MGATHER

Tile Operation Diagram

MGATHER tile operation

Introduction

Gather-load elements from global memory into a tile using per-element indices.

Math Interpretation

For each element (i, j) in the destination valid region:

\[ \mathrm{dst}_{i,j} = \mathrm{mem}[\mathrm{idx}_{i,j}] \]

Assembly Syntax

PTO-AS form: see PTO-AS Specification.

Synchronous form:

%dst = mgather %mem, %idx : !pto.memref<...>, !pto.tile<...> -> !pto.tile<...>

AS Level 1 (SSA)

%dst = pto.mgather %mem, %idx : (!pto.partition_tensor_view<MxNxdtype>, pto.tile<...>)
-> !pto.tile<loc, dtype, rows, cols, blayout, slayout, fractal, pad>

AS Level 2 (DPS)

pto.mgather ins(%mem, %idx : !pto.partition_tensor_view<MxNxdtype>, !pto.tile_buf<...>) outs(%dst : !pto.tile_buf<...>)

C++ Intrinsic

Declared in include/pto/common/pto_instr.hpp:

template <typename TileDst, typename GlobalData, typename TileInd, typename... WaitEvents>
PTO_INST RecordEvent MGATHER(TileDst &dst, GlobalData &src, TileInd &indexes, WaitEvents &... events);

Constraints

  • Supported data types:
    • dst/src element type must be one of: uint8_t, int8_t, uint16_t, int16_t, uint32_t, int32_t, half, bfloat16_t, float.
    • On AICore targets, float8_e4m3_t and float8_e5m2_t are also supported.
    • indexes element type must be int32_t or uint32_t.
  • Tile and memory types:
    • dst must be a vector tile (TileType::Vec).
    • indexes must be a vector tile (TileType::Vec).
    • dst and indexes must use row-major layout.
    • src must be a GlobalTensor in GM memory.
    • src must use ND layout.
  • Shape constraints:
    • dst.Rows == indexes.Rows.
    • indexes must be shaped as [N, 1] for row-indexed gather or [N, M] for element-indexed gather.
    • dst row width must be 32-byte aligned, that is, dst.Cols * sizeof(DType) must be a multiple of 32.
    • src static shape must satisfy Shape<1, 1, 1, TableRows, RowWidth>.
  • Index interpretation:
    • Index interpretation is target-defined.
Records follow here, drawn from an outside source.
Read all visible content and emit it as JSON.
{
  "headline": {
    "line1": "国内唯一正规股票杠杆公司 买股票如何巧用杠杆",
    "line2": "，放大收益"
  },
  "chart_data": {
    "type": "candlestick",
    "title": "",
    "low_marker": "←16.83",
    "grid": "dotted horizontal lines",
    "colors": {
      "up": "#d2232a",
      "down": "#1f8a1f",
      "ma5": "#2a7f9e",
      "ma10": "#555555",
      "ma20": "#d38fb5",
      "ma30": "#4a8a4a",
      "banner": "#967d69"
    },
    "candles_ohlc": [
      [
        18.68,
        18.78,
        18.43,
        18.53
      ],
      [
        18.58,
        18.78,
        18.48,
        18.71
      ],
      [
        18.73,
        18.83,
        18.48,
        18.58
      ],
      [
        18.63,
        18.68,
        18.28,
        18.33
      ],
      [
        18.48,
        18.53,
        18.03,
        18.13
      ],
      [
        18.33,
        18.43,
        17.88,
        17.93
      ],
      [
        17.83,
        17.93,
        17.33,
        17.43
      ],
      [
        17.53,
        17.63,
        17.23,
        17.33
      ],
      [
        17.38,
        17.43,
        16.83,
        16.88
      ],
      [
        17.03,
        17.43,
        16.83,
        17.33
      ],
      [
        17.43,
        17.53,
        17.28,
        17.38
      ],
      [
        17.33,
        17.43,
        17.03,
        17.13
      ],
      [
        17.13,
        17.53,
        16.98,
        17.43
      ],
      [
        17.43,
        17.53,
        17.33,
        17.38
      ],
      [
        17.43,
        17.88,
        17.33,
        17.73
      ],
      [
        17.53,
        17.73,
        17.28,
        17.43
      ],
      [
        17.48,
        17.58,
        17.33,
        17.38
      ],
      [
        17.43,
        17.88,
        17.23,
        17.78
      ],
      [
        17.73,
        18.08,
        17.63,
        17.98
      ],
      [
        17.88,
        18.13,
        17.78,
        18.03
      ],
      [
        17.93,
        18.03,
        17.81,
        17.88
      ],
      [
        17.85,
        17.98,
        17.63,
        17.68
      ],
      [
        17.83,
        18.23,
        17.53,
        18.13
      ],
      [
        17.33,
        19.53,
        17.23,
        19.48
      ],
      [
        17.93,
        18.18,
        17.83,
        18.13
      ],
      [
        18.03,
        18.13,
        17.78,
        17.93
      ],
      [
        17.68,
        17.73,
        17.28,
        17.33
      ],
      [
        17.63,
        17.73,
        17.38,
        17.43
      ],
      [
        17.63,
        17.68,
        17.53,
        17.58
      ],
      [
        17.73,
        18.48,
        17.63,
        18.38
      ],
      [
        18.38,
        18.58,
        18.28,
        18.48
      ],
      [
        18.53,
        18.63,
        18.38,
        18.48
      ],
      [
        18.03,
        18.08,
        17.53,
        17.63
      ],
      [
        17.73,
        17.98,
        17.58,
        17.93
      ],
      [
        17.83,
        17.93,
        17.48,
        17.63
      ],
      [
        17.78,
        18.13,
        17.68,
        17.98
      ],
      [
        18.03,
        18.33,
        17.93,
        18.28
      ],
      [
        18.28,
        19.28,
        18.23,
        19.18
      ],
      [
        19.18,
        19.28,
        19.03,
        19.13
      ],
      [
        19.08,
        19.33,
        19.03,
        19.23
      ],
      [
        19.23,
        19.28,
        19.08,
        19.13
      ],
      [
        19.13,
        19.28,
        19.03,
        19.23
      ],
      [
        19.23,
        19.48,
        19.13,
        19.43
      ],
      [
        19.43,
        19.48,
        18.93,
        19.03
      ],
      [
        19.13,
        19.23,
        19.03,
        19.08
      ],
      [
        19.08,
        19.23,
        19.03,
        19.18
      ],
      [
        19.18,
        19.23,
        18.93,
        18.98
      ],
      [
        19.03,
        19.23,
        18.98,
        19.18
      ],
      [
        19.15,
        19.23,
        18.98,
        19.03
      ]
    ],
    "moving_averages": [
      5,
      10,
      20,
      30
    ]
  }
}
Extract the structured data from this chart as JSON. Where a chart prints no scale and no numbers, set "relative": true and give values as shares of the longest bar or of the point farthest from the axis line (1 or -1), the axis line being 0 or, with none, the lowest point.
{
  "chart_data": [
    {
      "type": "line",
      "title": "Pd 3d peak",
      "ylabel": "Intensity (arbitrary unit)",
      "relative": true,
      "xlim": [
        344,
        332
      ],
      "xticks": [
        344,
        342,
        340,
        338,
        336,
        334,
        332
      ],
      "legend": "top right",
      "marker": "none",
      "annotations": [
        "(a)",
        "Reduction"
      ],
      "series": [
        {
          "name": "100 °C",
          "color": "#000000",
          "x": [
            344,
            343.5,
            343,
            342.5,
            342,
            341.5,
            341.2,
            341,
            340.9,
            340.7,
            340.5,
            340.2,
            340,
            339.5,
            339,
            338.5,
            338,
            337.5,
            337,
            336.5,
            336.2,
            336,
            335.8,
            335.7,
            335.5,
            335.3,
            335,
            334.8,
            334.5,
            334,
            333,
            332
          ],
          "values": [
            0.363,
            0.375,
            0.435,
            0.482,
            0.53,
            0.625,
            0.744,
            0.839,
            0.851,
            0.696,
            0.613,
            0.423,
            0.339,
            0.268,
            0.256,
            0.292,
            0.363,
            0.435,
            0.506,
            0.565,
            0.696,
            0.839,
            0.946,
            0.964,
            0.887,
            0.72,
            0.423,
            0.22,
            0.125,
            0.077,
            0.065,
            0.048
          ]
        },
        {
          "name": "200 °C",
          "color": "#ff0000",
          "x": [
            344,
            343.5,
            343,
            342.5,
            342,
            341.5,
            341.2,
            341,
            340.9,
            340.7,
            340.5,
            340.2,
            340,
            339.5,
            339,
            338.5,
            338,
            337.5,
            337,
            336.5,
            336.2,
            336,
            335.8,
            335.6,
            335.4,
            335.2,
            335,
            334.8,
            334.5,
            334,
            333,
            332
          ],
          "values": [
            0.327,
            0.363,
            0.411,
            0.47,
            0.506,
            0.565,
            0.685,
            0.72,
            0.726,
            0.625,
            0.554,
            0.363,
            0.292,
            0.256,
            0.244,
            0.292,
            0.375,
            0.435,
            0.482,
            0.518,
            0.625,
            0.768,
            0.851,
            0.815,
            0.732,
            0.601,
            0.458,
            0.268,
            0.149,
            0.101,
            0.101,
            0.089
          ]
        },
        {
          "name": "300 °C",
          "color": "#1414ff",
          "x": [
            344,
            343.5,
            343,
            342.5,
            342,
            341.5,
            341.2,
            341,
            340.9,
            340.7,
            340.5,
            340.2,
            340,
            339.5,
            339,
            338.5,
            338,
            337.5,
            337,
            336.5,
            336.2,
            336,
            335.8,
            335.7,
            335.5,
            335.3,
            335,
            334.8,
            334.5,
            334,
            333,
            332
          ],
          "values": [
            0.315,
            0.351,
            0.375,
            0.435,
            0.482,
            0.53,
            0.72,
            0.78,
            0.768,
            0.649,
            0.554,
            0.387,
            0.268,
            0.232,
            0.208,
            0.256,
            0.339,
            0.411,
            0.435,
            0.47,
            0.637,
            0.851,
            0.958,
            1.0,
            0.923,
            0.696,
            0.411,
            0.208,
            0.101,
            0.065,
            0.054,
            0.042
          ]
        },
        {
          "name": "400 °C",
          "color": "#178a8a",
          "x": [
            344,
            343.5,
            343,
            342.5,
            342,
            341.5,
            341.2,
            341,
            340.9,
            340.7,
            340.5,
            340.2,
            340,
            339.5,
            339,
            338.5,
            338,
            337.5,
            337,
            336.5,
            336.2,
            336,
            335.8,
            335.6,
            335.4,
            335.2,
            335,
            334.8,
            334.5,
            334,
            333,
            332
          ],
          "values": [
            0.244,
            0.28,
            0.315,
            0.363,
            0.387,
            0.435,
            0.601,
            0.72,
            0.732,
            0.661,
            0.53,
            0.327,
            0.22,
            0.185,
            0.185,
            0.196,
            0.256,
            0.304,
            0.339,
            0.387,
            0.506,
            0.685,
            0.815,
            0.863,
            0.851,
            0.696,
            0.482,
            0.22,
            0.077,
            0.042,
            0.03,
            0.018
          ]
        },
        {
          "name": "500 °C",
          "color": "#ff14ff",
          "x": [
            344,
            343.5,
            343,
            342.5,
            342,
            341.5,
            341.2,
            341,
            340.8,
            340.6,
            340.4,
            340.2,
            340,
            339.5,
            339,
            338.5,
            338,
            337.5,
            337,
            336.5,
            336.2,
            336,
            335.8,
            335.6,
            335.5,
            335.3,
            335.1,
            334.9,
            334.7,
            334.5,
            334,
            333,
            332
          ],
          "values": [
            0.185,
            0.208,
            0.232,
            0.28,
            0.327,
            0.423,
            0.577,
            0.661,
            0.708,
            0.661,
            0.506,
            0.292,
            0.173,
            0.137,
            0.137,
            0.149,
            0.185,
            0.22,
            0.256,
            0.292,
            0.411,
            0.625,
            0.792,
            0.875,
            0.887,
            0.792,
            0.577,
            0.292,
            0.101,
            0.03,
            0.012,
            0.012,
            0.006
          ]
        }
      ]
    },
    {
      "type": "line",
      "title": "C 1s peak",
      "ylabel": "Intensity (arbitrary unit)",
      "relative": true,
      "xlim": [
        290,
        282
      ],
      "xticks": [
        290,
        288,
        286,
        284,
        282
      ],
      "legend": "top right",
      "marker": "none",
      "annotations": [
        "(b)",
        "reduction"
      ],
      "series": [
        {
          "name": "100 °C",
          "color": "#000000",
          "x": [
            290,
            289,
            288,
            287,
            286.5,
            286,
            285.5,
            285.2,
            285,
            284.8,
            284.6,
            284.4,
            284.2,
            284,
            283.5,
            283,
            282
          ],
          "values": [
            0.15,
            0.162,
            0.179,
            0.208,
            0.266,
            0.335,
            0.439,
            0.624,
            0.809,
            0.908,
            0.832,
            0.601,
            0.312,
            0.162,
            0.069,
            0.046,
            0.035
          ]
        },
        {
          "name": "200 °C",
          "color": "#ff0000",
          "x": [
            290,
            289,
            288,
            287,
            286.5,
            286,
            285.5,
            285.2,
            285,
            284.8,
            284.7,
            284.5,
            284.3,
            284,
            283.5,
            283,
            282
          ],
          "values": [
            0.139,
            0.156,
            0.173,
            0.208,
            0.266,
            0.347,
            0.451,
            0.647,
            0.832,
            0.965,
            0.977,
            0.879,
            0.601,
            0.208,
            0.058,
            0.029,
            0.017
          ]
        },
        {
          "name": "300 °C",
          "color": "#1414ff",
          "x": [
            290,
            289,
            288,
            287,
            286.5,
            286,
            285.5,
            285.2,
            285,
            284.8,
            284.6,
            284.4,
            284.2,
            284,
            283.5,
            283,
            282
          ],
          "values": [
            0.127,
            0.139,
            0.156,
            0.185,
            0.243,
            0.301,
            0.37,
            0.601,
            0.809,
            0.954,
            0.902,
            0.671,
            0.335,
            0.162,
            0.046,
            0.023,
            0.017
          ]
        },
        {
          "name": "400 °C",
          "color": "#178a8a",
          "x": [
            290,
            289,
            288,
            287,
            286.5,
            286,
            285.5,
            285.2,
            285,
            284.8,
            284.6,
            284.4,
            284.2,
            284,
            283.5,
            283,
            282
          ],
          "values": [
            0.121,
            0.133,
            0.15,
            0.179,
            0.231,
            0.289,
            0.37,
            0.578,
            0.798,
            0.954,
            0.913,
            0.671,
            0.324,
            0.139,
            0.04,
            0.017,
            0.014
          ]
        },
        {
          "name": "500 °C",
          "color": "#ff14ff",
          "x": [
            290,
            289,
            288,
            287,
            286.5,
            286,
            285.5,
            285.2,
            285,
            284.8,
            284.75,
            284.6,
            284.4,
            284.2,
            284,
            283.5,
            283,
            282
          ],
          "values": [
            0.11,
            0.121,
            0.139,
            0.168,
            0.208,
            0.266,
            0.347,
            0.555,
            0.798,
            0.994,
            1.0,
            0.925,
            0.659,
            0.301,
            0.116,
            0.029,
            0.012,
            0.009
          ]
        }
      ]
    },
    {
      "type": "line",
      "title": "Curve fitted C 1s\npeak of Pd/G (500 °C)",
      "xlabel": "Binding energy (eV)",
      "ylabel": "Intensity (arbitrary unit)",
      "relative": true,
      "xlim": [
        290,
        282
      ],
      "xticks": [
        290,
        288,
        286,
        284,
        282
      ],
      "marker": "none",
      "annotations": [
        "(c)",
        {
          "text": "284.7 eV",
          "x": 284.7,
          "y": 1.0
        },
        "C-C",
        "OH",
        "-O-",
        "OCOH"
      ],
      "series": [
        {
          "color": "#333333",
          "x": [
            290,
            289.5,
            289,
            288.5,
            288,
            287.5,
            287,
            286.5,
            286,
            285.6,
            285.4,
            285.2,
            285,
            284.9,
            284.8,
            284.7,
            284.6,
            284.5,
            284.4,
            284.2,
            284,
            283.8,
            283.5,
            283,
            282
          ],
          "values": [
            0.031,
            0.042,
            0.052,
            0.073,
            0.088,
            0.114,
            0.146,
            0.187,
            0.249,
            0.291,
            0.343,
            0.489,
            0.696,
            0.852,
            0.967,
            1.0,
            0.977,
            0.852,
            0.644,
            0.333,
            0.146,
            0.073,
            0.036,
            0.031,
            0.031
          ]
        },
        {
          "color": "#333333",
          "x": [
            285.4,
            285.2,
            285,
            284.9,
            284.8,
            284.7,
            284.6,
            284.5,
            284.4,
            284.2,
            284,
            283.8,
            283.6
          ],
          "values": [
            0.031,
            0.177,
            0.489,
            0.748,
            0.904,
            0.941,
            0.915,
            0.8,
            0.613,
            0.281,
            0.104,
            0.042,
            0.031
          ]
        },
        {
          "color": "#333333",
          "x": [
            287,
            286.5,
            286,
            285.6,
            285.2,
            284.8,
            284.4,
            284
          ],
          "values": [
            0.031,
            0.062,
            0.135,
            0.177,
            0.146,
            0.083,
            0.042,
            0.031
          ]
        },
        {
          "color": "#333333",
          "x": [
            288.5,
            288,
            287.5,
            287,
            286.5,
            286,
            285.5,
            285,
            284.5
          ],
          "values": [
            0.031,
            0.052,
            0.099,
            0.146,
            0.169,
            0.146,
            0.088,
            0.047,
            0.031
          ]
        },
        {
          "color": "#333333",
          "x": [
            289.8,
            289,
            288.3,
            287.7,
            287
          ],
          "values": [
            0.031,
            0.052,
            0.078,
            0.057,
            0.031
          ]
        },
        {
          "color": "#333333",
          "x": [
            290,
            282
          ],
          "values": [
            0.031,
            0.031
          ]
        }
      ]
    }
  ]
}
The CPU simulator treats indices as linear element indices into src.data().
    • The CPU simulator does not enforce bounds checks on indexes.

Examples

See related examples in docs/isa/ and docs/coding/tutorials/.

ASM Form Examples

Auto Mode

# Auto mode: compiler/runtime-managed placement and scheduling.
%dst = pto.mgather %mem, %idx : (!pto.partition_tensor_view<MxNxdtype>, pto.tile<...>)

Manual Mode

# Manual mode: bind resources explicitly before issuing the instruction.
# Optional for tile operands:
# pto.tassign %arg0, @tile(0x1000)
# pto.tassign %arg1, @tile(0x2000)
%dst = pto.mgather %mem, %idx : (!pto.partition_tensor_view<MxNxdtype>, pto.tile<...>)

PTO Assembly Form

%dst = mgather %mem, %idx : !pto.memref<...>, !pto.tile<...> -> !pto.tile<...>
# AS Level 2 (DPS)
pto.mgather ins(%mem, %idx : !pto.partition_tensor_view<MxNxdtype>, !pto.tile_buf<...>) outs(%dst : !pto.tile_buf<...>)